Pemerintah melalui Direktorat Jenderal Pajak (DJP) mencatat penerimaan pajak dari sektor usaha ekonomi digital sebesar Rp26,75 triliun hingga 31 Juli 2024.
Direktur Penyuluhan, Pelayanan, dan Hubungan Masyarakat DJP Dwi Astuti menjelaskan, Rp26,7 triliun tersebut berasal dari pemungutan Pajak Pertambahan Nilai Perdagangan Melalui Sistem Elektronik atau PPN PMSE senilai Rp21,47 triliun.
Lalu, pajak kripto Rp838,56 miliar, pajak fintech peer-to-peer (P2P) lending Rp2,27 triliun, dan pajak yang dipungut oleh pihak lain atas transaksi pengadaan barang dan/atau jasa melalui Sistem Informasi Pengadaan Pemerintah (pajak SIPP) sebesar Rp2,18 triliun.
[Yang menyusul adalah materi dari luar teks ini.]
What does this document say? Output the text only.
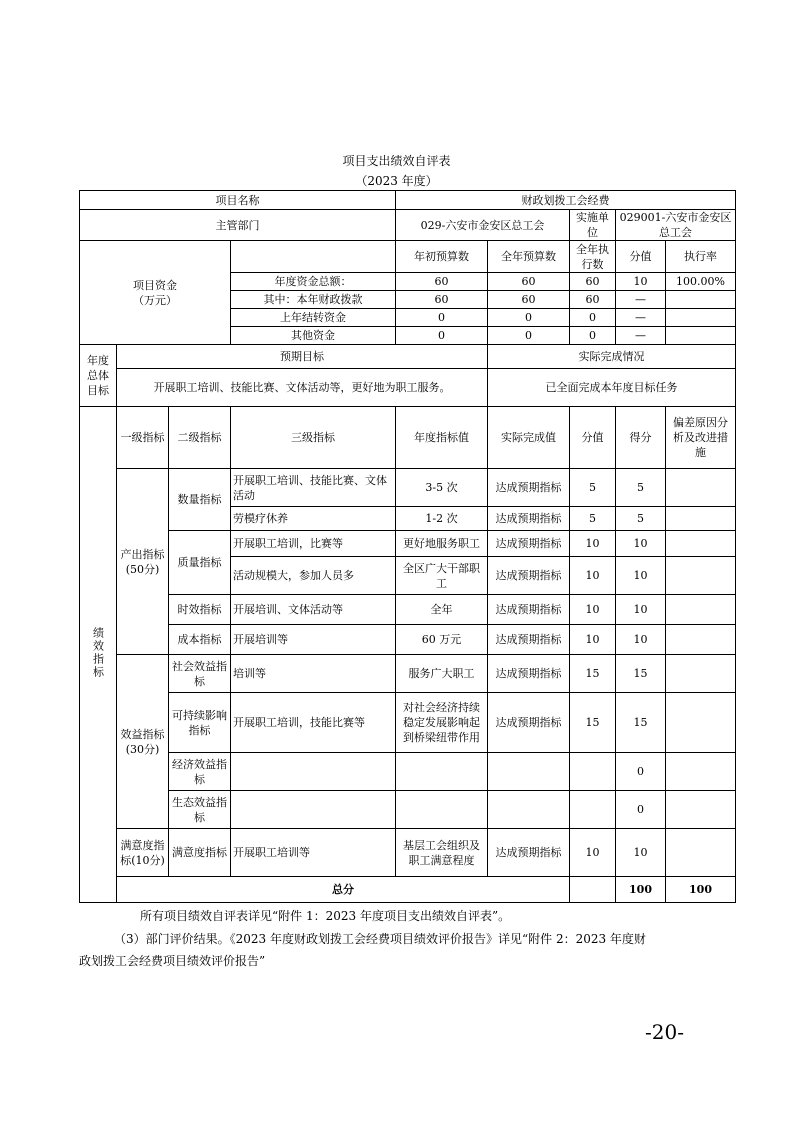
项目支出绩效自评表
（2023 年度）
项目名称				财政划拨工会经费					
主管部门				029-六安市金安区总工会		实施单位	029001-六安市金安区总工会		
项目资金
（万元）				年初预算数	全年预算数	全年执行数	分值	执行率	
			年度资金总额：	60	60	60	10	100.00%	
			其中：本年财政拨款	60	60	60	—		
			上年结转资金	0	0	0	—		
			其他资金	0	0	0	—		
年度总体目标	预期目标				实际完成情况				
	开展职工培训、技能比赛、文体活动等，更好地为职工服务。				已全面完成本年度目标任务				
绩效指标	一级指标	二级指标	三级指标	年度指标值	实际完成值	分值	得分	偏差原因分析及改进措施	
	产出指标(50分)	数量指标	开展职工培训、技能比赛、文体活动	3-5 次	达成预期指标	5	5		
			劳模疗休养	1-2 次	达成预期指标	5	5		
		质量指标	开展职工培训，比赛等	更好地服务职工	达成预期指标	10	10		
			活动规模大，参加人员多	全区广大干部职工	达成预期指标	10	10		
		时效指标	开展培训、文体活动等	全年	达成预期指标	10	10		
		成本指标	开展培训等	60 万元	达成预期指标	10	10		
	效益指标(30分)	社会效益指标	培训等	服务广大职工	达成预期指标	15	15		
		可持续影响指标	开展职工培训，技能比赛等	对社会经济持续稳定发展影响起到桥梁纽带作用	达成预期指标	15	15		
		经济效益指标					0		
		生态效益指标					0		
	满意度指标(10分)	满意度指标	开展职工培训等	基层工会组织及职工满意程度	达成预期指标	10	10		
	总分						100	100	
所有项目绩效自评表详见“附件 1：2023 年度项目支出绩效自评表”。
（3）部门评价结果。《2023 年度财政划拨工会经费项目绩效评价报告》详见“附件 2：2023 年度财
政划拨工会经费项目绩效评价报告”
-20-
Sementara itu, pemerintah juga telah menunjuk 174 pelaku usaha PMSE menjadi pemungut PPN sampai dengan Juli 2024. Jumlah tersebut termasuk dua penunjukan pemungut PPN PMSE dan empat pembetulan atau perubahan data pemungut PPN PMSE.
Dari keseluruhan pemungut yang telah ditunjuk, 163 PMSE telah melakukan pemungutan dan penyetoran PPN PMSE sebesar Rp21,47 triliun.
"Jumlah tersebut berasal dari Rp731,4 miliar setoran tahun 2020, Rp3,90 triliun setoran tahun 2021, Rp5,51 triliun setoran tahun 2022, Rp6,76 triliun setoran tahun 2023, dan Rp4,57 triliun setoran tahun 2024," ujar Dwi Astuti.
Dia menyatakan, pemerintah masih akan terus menunjuk para pelaku usaha PMSE yang melakukan penjualan produk maupun pemberian layanan digital dari luar negeri kepada konsumen di Indonesia.
"Dalam rangka menciptakan keadilan dan kesetaraan berusaha bagi pelaku usaha baik konvensional maupun digital," lanjut Dwi.
Dia juga menambahkan pemerintah akan menggali potensi penerimaan pajak usaha ekonomi digital lainnya seperti pajak kripto atas transaksi perdagangan aset kripto, pajak fintech atas bunga pinjaman yang dibayarkan oleh penerima pinjaman, hingga pajak SIPP atas transaksi pengadaan barang dan/atau jasa melalui Sistem Informasi Pengadaan Pemerintah.